§2. Freight railcar modernization credit
This section establishes a new freight railcar modernization credit under section 45BB of the Internal Revenue Code, equal to 10 percent of a taxpayer’s freight railcar fleet modernization expenses for the taxable year. The credit is limited to no more than 1,000 qualified freight railcars per taxpayer per taxable year and applies only to railcars built, acquired, or modernized after enactment. As background, the credit is designed to encourage replacement of older freight railcars and modernization of existing railcars to improve capacity, fuel efficiency, or performance.
This section defines a qualified newly built replacement railcar as a qualified freight railcar built after enactment, ordered or originally placed in service before the date that is 3 years after enactment, and replacing 2 freight railcars owned by the taxpayer that were in service within the preceding 48 months and were both scrapped and permanently removed from the AAR Umler System master file during the taxable year. It defines a qualified freight railcar as one that is acquired or modernized after enactment, meets significant improvement standards, is built in a qualified facility, and has not previously generated a credit under this section. For modernized railcars, the provision requires at least an 8 percent increase in capacity or fuel efficiency, or compliance with Association of American Railroads Standard S–286 or Pipeline and Hazardous Materials Safety Administration design standards under final rule HM–251, as amended by HM–251C.
This section defines freight railcar fleet modernization expenses as the sum of the basis of qualified newly built replacement railcars placed in service during the taxable year and qualified railcar modernization expenditures. It also defines qualified railcar modernization expenditures as amounts paid or incurred for modernization that results in a railcar becoming a qualified freight railcar and that are properly chargeable to capital account. It defines a qualified facility as a facility not owned or leased by an entity ineligible for a contract or subcontract award under 49 U.S.C. 5323(u).
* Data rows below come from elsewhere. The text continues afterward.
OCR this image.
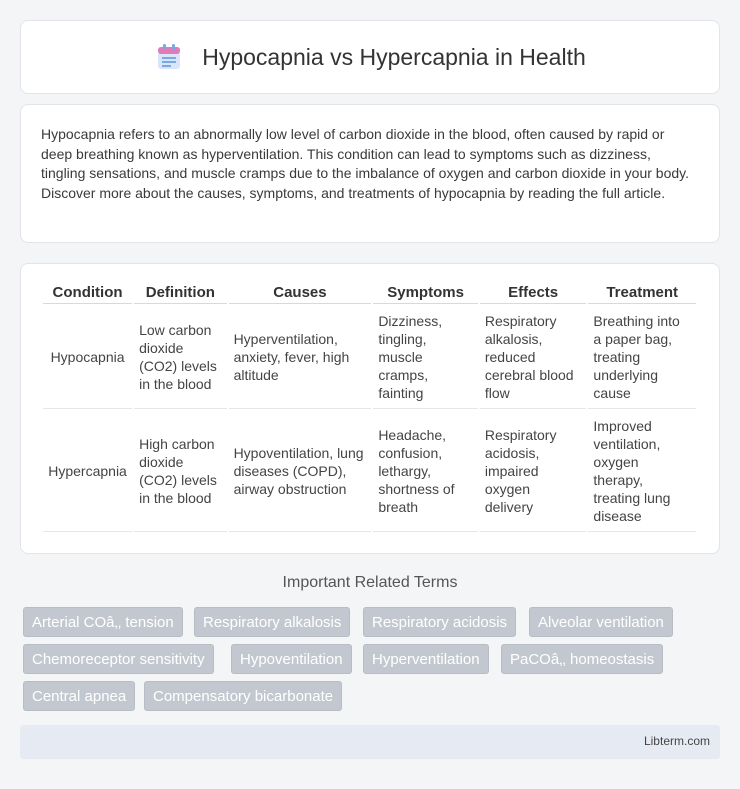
Hypocapnia vs Hypercapnia in Health

Hypocapnia refers to an abnormally low level of carbon dioxide in the blood, often caused by rapid or deep breathing known as hyperventilation. This condition can lead to symptoms such as dizziness, tingling sensations, and muscle cramps due to the imbalance of oxygen and carbon dioxide in your body. Discover more about the causes, symptoms, and treatments of hypocapnia by reading the full article.

Condition	Definition	Causes	Symptoms	Effects	Treatment
Hypocapnia	Low carbon dioxide (CO2) levels in the blood	Hyperventilation, anxiety, fever, high altitude	Dizziness, tingling, muscle cramps, fainting	Respiratory alkalosis, reduced cerebral blood flow	Breathing into a paper bag, treating underlying cause
Hypercapnia	High carbon dioxide (CO2) levels in the blood	Hypoventilation, lung diseases (COPD), airway obstruction	Headache, confusion, lethargy, shortness of breath	Respiratory acidosis, impaired oxygen delivery	Improved ventilation, oxygen therapy, treating lung disease
Important Related Terms
Arterial COâ‚‚ tension	Respiratory alkalosis	Respiratory acidosis	Alveolar ventilation
Chemoreceptor sensitivity	Hypoventilation	Hyperventilation	PaCOâ‚‚ homeostasis
Central apnea	Compensatory bicarbonate
Libterm.com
This section denies a double tax benefit by prohibiting the credit for any expense already deducted or credited under another provision of the Internal Revenue Code and requires a basis reduction equal to the amount of the credit claimed. It also includes anti-abuse rules for sale-leaseback and syndication transactions, treating certain railcars as placed in service on the date of leaseback or last sale rather than the earlier original service date. It further denies the credit to taxpayers ineligible for a contract or subcontract award under 49 U.S.C. 5323(u).
This section terminates the credit for any qualifying railcar replacement and modernization amount after the date that is 3 years after enactment. (Thus, taxpayers may claim the credit only for qualifying railcar investments made during the 3-year period following enactment.)